Mauro Grassilli ma wiele do zrobienia w swoim pierwszym roku na stanowisku dyrektora sportowego Ducati. Sezon MotoGP 2024 może wiązać się z różnymi zwrotami akcji i zmianami, takimi jak wybór zawodnika, który dołączy do Pecco Bagnaia od przyszłego roku, i ryzyko natychmiastowej utraty drużyny satelitarnej. Tymczasem na szczycie rankingów znajduje się trzech jego zawodników: Martin, Bagnaia i Bastianini. Na horyzoncie widać już trzeci tytuł mistrza świata, chociaż wybory spółki dokonane na teraz i w ciągu najbliższych kilku tygodni mogą wywołać pewne zamieszanie.
Ducati dumne z Bagnai
Zwycięstwo Pecco Bagnaii w Jerez pokazało, że mistrz świata jest gotowy na walkę o światowy hat-trick. Zmniejszywszy stratę do Jorge Martina, uważamy, że Le Mans, Catalunya i Mugello to decydujące etapy w procesie odzyskania prowadzenia w rankingach. „W sprincie mieliśmy pewne trudności, ale był to również bardzo dobry dzień dla Ducati. W niedzielę ranking mówił dość wyraźnie. To coś bardzo pozytywnego, jesteśmy bardzo zadowoleni z wyników„, skomentował Mauro Grassilli. Triumf, który nastąpił po niesamowitym pojedynku z Markiem Marquezem. „Zrobił to w bardzo trudnym momencie dla klasyfikacji generalnej i swojego występu, dlatego wszyscy jesteśmy szczęśliwi„.
Wątpliwości rynku
Mistrz drużyny Gresini swoim drugim miejscem w Jerez pokazał, że nadal jest jednym z największych bohaterów MotoGP. Od momentu przybycia do Ducati mocno się rozwija, konsekwentnie trafia na podium i nie można wykluczyć, że może zostać kolejnym garażowym partnerem Pecco. „Myślę, że Marc może powalczyć o tytuł. Udowodnił, że znalazł w naszym rowerze to, czego chciał, że potrafi rywalizować z innymi, a nawet wygrywać wyścigi„, kontynuował dyrektor sportowy w wywiadzie dla „Marca”.

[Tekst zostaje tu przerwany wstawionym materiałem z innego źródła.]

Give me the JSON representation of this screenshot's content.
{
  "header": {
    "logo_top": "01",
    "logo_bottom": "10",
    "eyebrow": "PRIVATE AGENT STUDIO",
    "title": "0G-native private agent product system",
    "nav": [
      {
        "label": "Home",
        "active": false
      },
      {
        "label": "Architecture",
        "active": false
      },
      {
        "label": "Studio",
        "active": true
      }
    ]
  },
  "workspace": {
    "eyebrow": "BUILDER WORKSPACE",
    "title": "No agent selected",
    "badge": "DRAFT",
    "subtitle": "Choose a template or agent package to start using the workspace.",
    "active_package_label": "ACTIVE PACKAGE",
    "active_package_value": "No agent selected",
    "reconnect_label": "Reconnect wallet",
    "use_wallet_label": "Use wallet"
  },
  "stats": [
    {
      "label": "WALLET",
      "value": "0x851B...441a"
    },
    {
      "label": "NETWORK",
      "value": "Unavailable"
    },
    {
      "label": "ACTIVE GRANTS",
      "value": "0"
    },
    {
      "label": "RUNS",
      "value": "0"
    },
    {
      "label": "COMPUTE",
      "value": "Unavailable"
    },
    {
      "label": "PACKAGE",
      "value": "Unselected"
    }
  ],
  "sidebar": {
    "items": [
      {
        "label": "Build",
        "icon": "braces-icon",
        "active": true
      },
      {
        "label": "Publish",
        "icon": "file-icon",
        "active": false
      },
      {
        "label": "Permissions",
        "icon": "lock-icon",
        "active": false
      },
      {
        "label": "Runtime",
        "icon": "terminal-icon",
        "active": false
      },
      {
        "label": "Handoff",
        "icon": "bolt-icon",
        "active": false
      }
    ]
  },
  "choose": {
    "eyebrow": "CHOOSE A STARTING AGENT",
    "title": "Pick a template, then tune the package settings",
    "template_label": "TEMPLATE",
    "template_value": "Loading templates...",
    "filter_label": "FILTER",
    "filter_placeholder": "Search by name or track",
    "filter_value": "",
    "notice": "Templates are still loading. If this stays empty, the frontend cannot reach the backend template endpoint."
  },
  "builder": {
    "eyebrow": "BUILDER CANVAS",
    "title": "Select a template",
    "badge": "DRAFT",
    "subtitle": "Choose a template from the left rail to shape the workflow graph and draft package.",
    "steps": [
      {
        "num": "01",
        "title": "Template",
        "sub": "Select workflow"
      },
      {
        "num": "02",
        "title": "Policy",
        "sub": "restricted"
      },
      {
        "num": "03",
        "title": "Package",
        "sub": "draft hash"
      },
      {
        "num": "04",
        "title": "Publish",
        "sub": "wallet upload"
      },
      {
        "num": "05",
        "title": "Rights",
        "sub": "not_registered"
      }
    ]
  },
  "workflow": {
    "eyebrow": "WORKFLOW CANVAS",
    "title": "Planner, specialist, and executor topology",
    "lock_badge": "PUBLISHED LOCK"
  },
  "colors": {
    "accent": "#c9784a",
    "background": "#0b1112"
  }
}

Producent Borgo Panigale będzie musiał poradzić sobie z kontraktami i zawrzeć nowe umowy z zawodnikami i zespołami. Zachowanie ośmiu motocykli przez następne dwa lata nie będzie łatwe, jeden z zespołów satelitarnych musiałby przenieść się do Yamahy. „Mamy kontrakty ze wszystkimi zespołami, ale są też klauzule, które nas dzielą – podsumował Grassilli. Jesteśmy pewni, że w przyszłym roku będziemy kontynuować podobną działalność. Ciężko pracujemy, aby osiągnąć ten cel„.